I'd stick with the Jag/LR spec, oil is cheaper than an engine [emoji6]

Sent from my G8441 using Tapatalk
I agree with all you say for sure except the weight... I'm 99% sure the spec for oil in the manual is 5w-20 Castrol Full-Synthetic is the factory recommendation for the 5.0Liter Supercharged. I just pulled the manual from the glovebox. On page 258 of the manual it says the preferred oil weight and viscosity spec is 5w-20 is the recommendion. And if 5w-20 cannot be sourced then 0w-20 may be substituted... Page 259 is a full page dedicated to the endorsement of Castrol...

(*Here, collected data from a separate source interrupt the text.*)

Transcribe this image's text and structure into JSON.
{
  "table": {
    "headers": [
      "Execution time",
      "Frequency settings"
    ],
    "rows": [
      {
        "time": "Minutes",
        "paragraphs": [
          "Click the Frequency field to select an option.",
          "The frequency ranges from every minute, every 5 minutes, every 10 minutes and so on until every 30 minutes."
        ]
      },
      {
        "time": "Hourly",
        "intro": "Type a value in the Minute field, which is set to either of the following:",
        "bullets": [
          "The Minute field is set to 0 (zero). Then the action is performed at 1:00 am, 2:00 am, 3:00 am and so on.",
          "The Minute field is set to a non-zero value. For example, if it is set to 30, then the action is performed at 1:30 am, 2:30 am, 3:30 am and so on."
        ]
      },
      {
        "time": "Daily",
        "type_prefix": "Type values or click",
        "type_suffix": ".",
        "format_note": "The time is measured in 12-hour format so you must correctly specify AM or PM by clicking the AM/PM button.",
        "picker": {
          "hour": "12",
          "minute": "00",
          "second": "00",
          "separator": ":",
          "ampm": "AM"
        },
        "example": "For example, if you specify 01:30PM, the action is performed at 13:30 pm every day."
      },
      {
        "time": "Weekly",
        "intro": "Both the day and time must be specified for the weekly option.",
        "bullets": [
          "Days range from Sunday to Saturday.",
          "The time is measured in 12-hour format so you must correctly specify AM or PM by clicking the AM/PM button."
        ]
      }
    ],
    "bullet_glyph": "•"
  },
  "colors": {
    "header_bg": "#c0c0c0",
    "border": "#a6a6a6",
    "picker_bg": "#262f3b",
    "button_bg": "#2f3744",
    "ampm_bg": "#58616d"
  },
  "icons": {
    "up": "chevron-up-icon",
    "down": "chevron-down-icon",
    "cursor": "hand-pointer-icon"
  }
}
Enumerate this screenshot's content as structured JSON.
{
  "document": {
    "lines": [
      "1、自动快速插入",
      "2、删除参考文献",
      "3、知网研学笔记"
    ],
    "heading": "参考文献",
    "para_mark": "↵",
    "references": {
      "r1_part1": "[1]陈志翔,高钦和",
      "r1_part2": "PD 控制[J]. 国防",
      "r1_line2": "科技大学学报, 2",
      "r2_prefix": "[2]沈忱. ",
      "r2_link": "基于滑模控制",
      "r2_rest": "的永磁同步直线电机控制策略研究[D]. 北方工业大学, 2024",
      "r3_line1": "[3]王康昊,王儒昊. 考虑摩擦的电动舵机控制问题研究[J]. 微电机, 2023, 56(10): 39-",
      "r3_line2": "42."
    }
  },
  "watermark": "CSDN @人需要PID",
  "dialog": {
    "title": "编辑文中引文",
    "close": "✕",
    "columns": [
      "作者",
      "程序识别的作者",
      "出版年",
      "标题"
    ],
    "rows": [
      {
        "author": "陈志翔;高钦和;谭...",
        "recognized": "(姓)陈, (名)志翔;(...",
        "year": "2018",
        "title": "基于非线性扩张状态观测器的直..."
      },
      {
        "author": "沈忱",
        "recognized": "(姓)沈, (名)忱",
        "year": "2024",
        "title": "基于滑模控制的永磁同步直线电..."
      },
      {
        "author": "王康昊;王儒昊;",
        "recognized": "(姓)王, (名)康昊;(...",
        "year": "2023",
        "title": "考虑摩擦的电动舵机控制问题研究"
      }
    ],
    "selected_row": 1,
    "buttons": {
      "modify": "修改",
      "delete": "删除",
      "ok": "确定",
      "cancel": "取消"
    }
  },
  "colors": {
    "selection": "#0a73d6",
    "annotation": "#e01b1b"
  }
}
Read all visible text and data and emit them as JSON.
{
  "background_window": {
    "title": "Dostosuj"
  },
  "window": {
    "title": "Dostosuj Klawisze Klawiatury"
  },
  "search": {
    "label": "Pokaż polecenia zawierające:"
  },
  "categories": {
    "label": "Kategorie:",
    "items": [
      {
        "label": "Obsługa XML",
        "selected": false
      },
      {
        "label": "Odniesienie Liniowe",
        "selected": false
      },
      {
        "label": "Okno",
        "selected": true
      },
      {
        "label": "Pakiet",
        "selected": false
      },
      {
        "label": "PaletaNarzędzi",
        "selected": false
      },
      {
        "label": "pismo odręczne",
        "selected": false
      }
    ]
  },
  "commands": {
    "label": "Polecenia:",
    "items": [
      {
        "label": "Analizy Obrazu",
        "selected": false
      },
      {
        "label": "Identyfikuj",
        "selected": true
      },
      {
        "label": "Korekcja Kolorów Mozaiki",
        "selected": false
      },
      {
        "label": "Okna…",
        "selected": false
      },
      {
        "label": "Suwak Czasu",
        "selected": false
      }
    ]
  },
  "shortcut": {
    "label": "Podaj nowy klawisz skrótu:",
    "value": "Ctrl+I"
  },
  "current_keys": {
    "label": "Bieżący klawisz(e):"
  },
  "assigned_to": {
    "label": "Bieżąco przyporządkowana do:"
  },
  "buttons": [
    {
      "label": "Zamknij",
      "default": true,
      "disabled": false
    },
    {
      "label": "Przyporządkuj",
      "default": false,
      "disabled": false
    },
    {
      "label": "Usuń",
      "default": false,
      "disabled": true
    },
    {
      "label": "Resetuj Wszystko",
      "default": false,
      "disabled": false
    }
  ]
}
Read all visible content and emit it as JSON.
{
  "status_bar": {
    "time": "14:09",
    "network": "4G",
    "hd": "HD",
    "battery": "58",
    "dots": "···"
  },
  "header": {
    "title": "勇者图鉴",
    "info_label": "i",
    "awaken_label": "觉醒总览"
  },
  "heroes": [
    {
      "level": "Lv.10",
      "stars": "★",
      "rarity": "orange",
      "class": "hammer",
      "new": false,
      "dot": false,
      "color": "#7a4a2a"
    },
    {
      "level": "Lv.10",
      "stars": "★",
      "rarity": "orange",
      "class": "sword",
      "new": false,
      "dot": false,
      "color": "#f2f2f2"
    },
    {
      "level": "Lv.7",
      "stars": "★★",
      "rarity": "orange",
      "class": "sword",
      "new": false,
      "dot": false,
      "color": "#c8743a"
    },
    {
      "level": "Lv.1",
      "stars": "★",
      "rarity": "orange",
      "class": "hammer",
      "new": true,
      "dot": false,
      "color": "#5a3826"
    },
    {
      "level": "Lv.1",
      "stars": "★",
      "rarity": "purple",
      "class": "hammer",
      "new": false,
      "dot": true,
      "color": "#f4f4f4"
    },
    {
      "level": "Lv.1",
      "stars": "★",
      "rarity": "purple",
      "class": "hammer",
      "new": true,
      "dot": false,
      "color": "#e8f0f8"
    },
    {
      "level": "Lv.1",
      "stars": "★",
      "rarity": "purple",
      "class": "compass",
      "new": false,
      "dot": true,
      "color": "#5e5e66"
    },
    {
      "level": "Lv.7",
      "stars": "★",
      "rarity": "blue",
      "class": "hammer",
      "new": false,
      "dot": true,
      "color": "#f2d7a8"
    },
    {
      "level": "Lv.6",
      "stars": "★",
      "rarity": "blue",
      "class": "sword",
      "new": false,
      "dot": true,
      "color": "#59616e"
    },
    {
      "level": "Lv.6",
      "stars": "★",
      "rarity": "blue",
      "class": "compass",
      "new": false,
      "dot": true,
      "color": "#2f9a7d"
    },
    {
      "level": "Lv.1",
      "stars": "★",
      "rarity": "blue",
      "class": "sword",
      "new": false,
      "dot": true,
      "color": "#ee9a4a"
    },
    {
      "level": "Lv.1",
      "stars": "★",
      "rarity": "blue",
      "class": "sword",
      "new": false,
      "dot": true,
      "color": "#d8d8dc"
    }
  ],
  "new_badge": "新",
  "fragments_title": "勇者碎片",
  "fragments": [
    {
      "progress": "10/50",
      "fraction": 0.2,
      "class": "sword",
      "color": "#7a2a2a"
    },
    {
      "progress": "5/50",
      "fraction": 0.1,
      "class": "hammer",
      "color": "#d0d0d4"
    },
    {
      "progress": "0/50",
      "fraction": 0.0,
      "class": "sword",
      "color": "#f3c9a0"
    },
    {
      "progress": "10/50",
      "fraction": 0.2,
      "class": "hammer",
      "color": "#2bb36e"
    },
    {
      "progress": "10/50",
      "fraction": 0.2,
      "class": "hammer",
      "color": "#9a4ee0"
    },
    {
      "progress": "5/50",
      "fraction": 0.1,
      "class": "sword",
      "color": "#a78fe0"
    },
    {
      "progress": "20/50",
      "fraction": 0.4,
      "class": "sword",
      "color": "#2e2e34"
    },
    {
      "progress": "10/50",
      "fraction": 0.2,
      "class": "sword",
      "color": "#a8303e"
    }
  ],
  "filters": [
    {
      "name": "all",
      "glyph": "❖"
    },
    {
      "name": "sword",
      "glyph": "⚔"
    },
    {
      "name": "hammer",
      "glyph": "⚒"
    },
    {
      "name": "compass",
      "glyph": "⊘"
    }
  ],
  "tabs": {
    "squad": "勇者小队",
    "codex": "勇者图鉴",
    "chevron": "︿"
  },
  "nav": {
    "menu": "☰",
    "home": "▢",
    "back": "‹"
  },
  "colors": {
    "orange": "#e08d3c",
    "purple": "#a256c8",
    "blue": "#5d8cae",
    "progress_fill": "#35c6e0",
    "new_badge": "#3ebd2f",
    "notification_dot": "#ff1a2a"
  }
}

And yes, I have a brand new engine due to the previous owner not checking the oil level/being slack on the maintenance... and the price of that new at the cost of 32,000 and a week full of sleepless nights for sure fighting with a miserable warranty company that tried to deny coverage... "Easy Care" is their name and they are anything but Easy to work with... Thank God for His intervention or it wouldn't have been covered. 28 days at the dealer... 1.5 days for the install, 1.5 days for QA/QC and vetting... and 25 days battling with "Easy Care" warranty company. We had the Tech Advisor, Master Mechanic, and Shop Foreman scrapping it out with "Easy Care" management trying to say I bought the engine with a slung rod. I can laugh about it now but goodness Easy Care is an evil, thieving, crap warranty company. Nobody, I mean, Nobody is going to buy a vehicle that sounds like a tin can full of marbles loaded into a paint mixer. Pedestrians and other people in their vehicles with windows rolled up were staring at me like I was driving a ticking time-bomb on the way to the dealer 57 days after purchase. But "Easy Care" said, no, it did that from the test drive until I brought her to the dealer... Yeah, right!